À Yopougon Gesco, dans la commune de Yopougon à Abidjan, la la consternation s’est abattue sur la population. Le diacre d’une église évangélique s’est suicidée par pendaison.Tie Bi Lizié François, cet homme, connu et respecté comme professeur d’histoire-géographie et diacre dévoué, a mis fin à ses jours dans des circonstances bouleversantes. Son corps a été retrouvé pendu dans sa chambre, laissant derrière lui une onde de choc qui secoue autant la communauté éducative que la paroisse évangélique où il officiait.
Pendant des années, Tie Bi Lizié François a enseigné l’histoire et la géographie au Groupe Scolaire André Latrille (GESCO). Enseignant rigoureux, il avait aussi trouvé dans son rôle de diacre un espace pour transmettre la foi, réconforter les âmes en peine et incarner un modèle de droiture. Pour ses collègues comme pour ses fidèles, il représentait la stabilité, la sagesse et l’engagement spirituel.
Marié légalement, il partageait avec son épouse des projets communs, dont la construction récente d’une maison censée symboliser leur avenir ensemble. Mais derrière cette façade solide se dissimulaient des tensions profondes. Selon des proches, leur relation s’était fragilisée au fil du temps, sur fond d’accusations d’infidélité et de disputes récurrentes. Le mari souffrait en silence, selon les recoupements faits, d’être cocufié. Pourtant, les deux venaient de construire une maison sur un budget commun.
Lorsque son épouse lui a annoncé sa décision de divorcer après la construction de la maison, Tie Bi François s’est senti foudroyé. L’onde de choc émotionnelle l’a plongé dans un gouffre intérieur. « Il se sentait humilié et trahi », confie un membre de la famille. «Plusieurs fois, il avait parlé de la douleur d’être trompé. Il en souffrait profondément, mais gardait tout pour lui. »
Les derniers jours de sa vie semblent avoir été marqués par un isolement croissant. Malgré sa position de guide spirituel, il ne trouvait plus la force d’exprimer sa détresse. Personne, ni dans son entourage proche ni au sein de son église, n’a perçu à quel point le désespoir avait pris le dessus. Dans le calme apparent de sa chambre, il a choisi de partir, laissant une lettre et un vide impossible à combler.
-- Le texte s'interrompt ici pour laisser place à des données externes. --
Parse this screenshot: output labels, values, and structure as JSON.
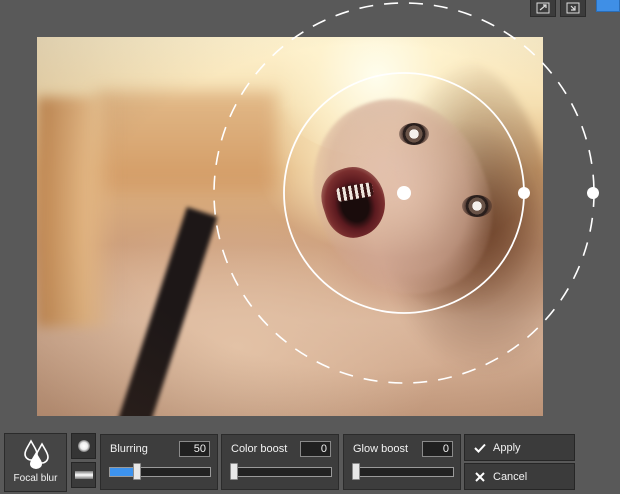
{
  "toolbar": {
    "icons": [
      "expand-icon",
      "fit-icon"
    ],
    "accent_color": "#3f8fe6"
  },
  "photo": {
    "focal_shape": "radial"
  },
  "tool": {
    "label": "Focal blur",
    "icon": "drops-icon"
  },
  "modes": [
    {
      "name": "radial",
      "icon": "circle-icon",
      "active": true
    },
    {
      "name": "linear",
      "icon": "bar-icon",
      "active": false
    }
  ],
  "sliders": [
    {
      "label": "Blurring",
      "value": "50",
      "percent": 25
    },
    {
      "label": "Color boost",
      "value": "0",
      "percent": 0
    },
    {
      "label": "Glow boost",
      "value": "0",
      "percent": 0
    }
  ],
  "actions": {
    "apply_label": "Apply",
    "cancel_label": "Cancel"
  },
  "colors": {
    "slider_fill": "#3d93ee",
    "panel_bg": "#3d3d3d"
  }
}
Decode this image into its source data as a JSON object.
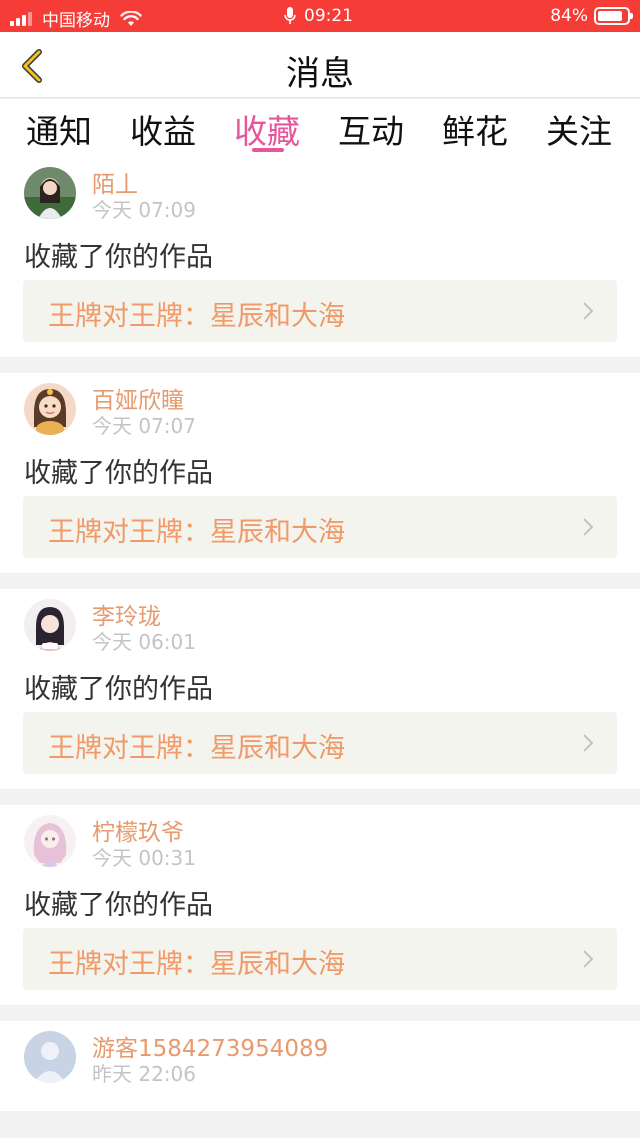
{
  "status_bar": {
    "carrier": "中国移动",
    "time": "09:21",
    "battery_percent": "84%",
    "battery_level": 0.84
  },
  "nav": {
    "title": "消息"
  },
  "tabs": [
    {
      "label": "通知",
      "active": false
    },
    {
      "label": "收益",
      "active": false
    },
    {
      "label": "收藏",
      "active": true
    },
    {
      "label": "互动",
      "active": false
    },
    {
      "label": "鲜花",
      "active": false
    },
    {
      "label": "关注",
      "active": false
    }
  ],
  "feed": [
    {
      "username": "陌丄",
      "time": "今天 07:09",
      "action": "收藏了你的作品",
      "work_title": "王牌对王牌：星辰和大海"
    },
    {
      "username": "百娅欣瞳",
      "time": "今天 07:07",
      "action": "收藏了你的作品",
      "work_title": "王牌对王牌：星辰和大海"
    },
    {
      "username": "李玲珑",
      "time": "今天 06:01",
      "action": "收藏了你的作品",
      "work_title": "王牌对王牌：星辰和大海"
    },
    {
      "username": "柠檬玖爷",
      "time": "今天 00:31",
      "action": "收藏了你的作品",
      "work_title": "王牌对王牌：星辰和大海"
    },
    {
      "username": "游客1584273954089",
      "time": "昨天 22:06"
    }
  ],
  "colors": {
    "status_bar_bg": "#f53c36",
    "accent_pink": "#e8559a",
    "username_orange": "#e79a6e",
    "work_title_orange": "#ef9a68",
    "back_arrow_yellow": "#f2c31a"
  }
}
Son départ tragique laisse derrière lui un contraste insupportable : celui qui prêchait l’espérance n’a pas trouvé d’issue pour lui-même. Pour beaucoup, c’est un rappel cruel que même les figures fortes peuvent se briser en silence. Si l’histoire de Tie Bi Lizié François bouleverse autant, c’est aussi parce qu’elle n’est pas un cas isolé. Le lien entre rupture conjugale et suicide est aujourd’hui largement documenté, en particulier chez les hommes.
En Côte d’Ivoire, le taux de divorce atteignait 45 % en 2022 contre 40,7 % en 2020. Le pays compte l’un des taux de suicide les plus élevés d’Afrique, avec environ 23 cas pour 100 000 habitants, bien au-dessus de la moyenne continentale (12/100 000). Des études internationales indiquent que les hommes divorcés ont un risque de suicide 3,5 fois supérieur à celui des hommes mariés, et près de 10 fois plus élevé que celui des femmes divorcées. Les causes sont multiples : On cite par exemple l’isolement social, le sentiment d’échec, la perte de repères familiaux, et, dans certains cas, l’absence d’un réseau de soutien efficace.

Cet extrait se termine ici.